当社は、世界各地の開発計画にコミットし続けていきます。スタジオ・シティの拡張工事は順調に進んでいます。完工により、約900室の新たな高級客室とスイートルーム、世界で最大の室内/室外ウォーターパークの一つとなるシネプレックス、高級ダイニングレストラン、そして最新のMICEスペースが増設されます。ヨーロッパにおいては、完成すればおよそ500室のラグジュアリーな客室、1500席規模の円形演技場及び約1万平米のMICEスペースを備えたヨーロッパ最大のIRとなる、シティ・オブ・ドリームス メディテレーニアンを開発中です。

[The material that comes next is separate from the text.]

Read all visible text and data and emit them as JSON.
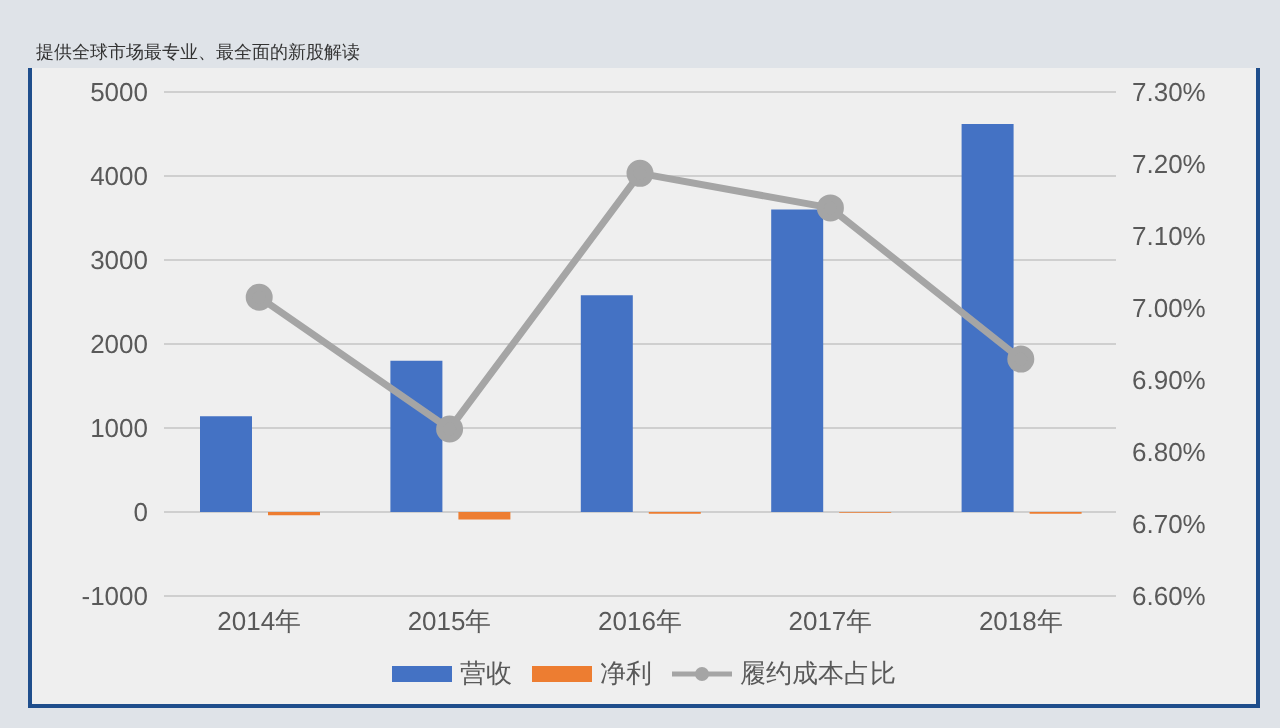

日本については、世界が今までに見たことがないIRをこの国に生み出すことへの当社のゆるぎないコミットメントを強調したいと考えています。当社のアジアのプレミアム部門への注力、高品質な施設ポートフォリオ、クラフツマンシップへの注力、世界トップレベルのエンターテインメントを提供することへの情熱、市場をリードするソーシャルセーフガードシステム、パートナーシップ構築について確立された実績、卓越したゲストサービスに関する企業風土及び雇用拡大へのコミットメントは、世界に類を見ない日本ならではの特徴あるIRを日本が実現することをサポートできる絶好の立場に当社を置くものと信じています。

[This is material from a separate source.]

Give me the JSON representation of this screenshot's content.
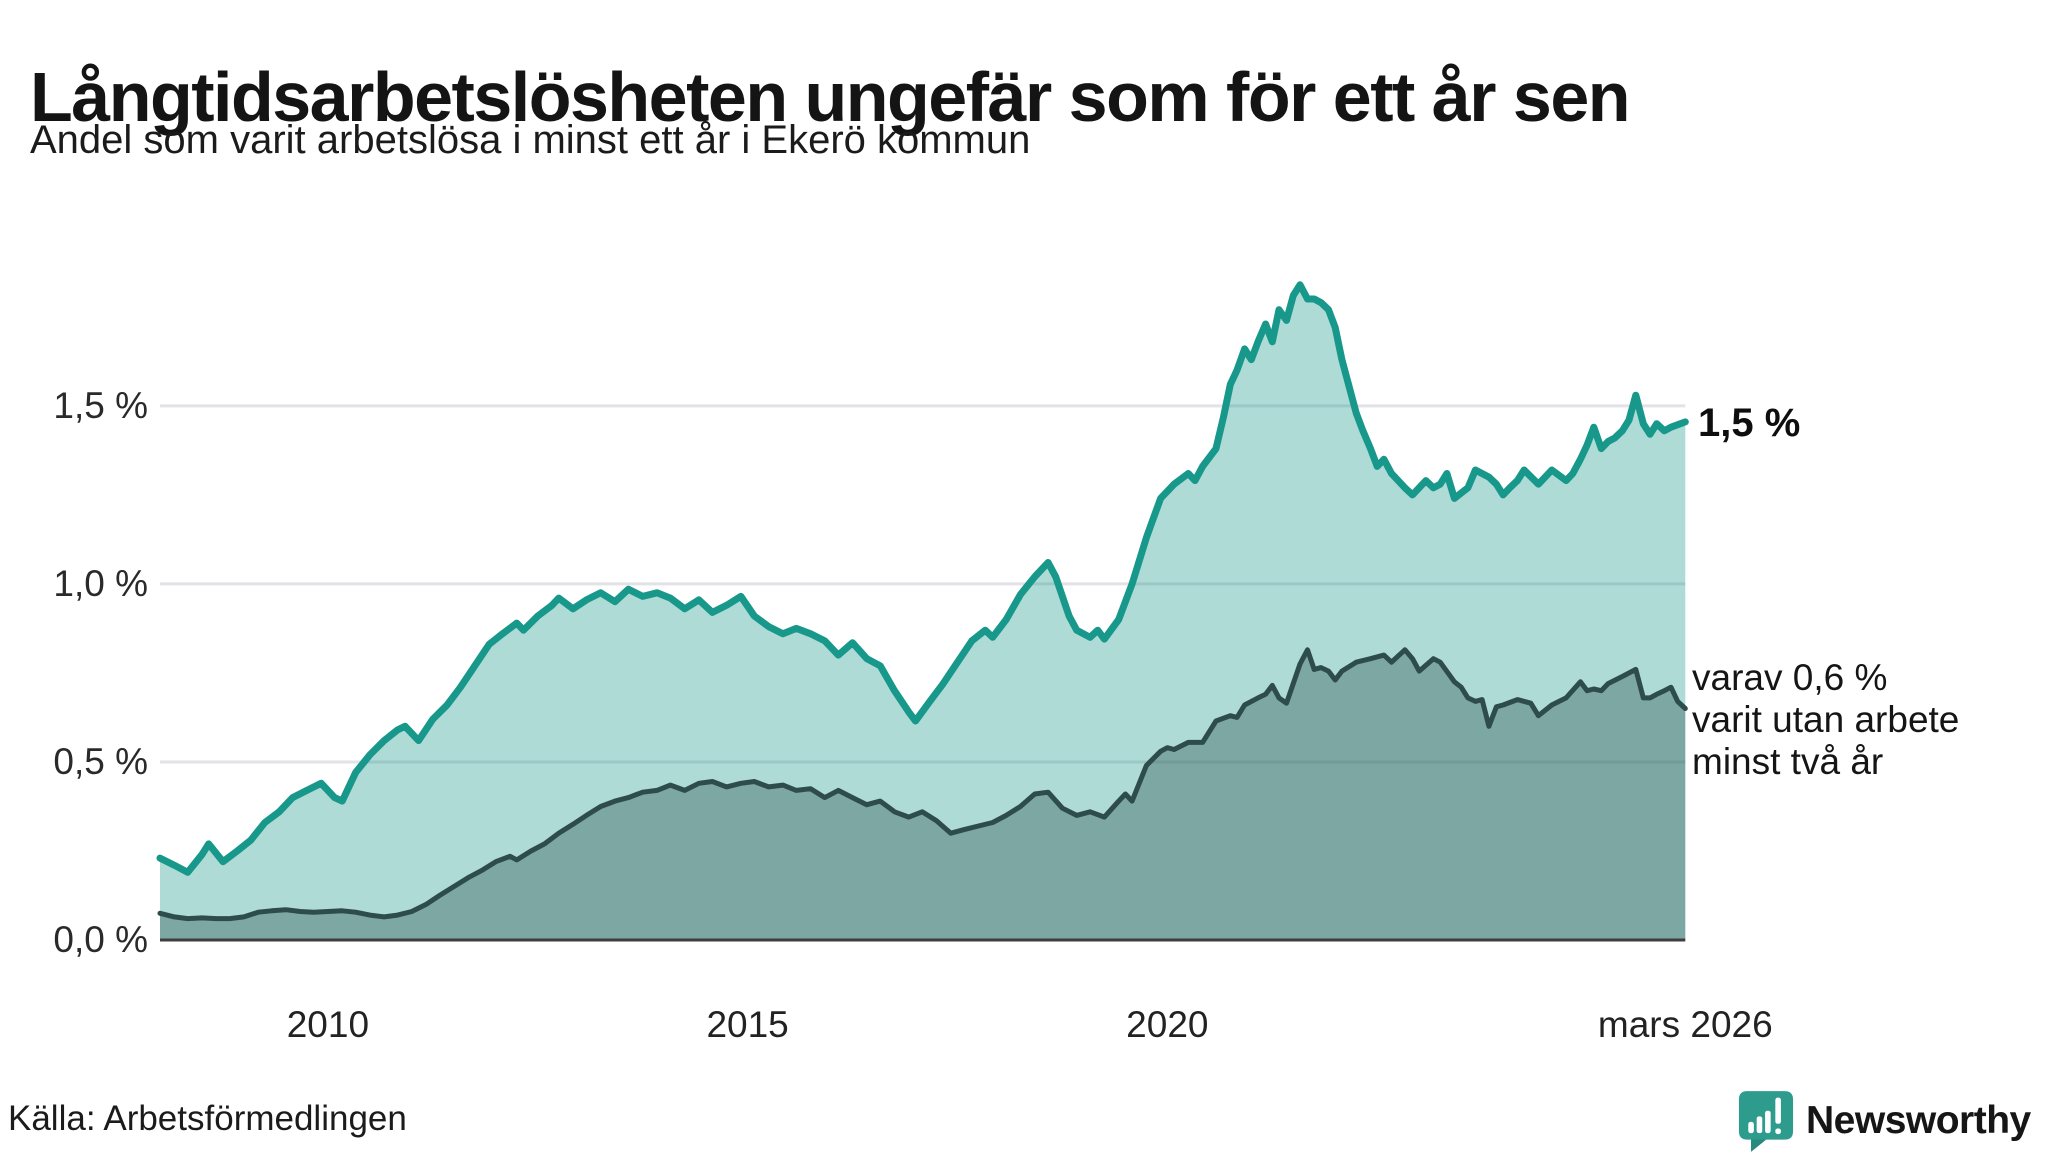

最後に、当社は、当社のIR事業が平常時に回復していく初期の兆候が見られることに胸を高鳴らせています。6月中旬、キプロスのカジノ施設での営業が一部再開されました。さらに、2020年7月15日より、マカオから広東省へ向かう一定の旅行者は、隔離義務に服する必要がなくなりました。2020年8月12日に中国政府は珠海市居住者へのIVSビザの発行を再開し、中国国内全体のIVSビザの発行は2020年9月23日に再開される予定です。これらの発表が、いずれ新型コロナウィルス以前のようなマカオと中国本土間の人の移動の再開につながることに当社は期待を寄せています。最近の前向きな動向に勇気づけられる一方、当社の従業員、お客様そして私たちが事業を行っているコミュニティの安全と健康は引き続き当社の最優先事項であり続けます。」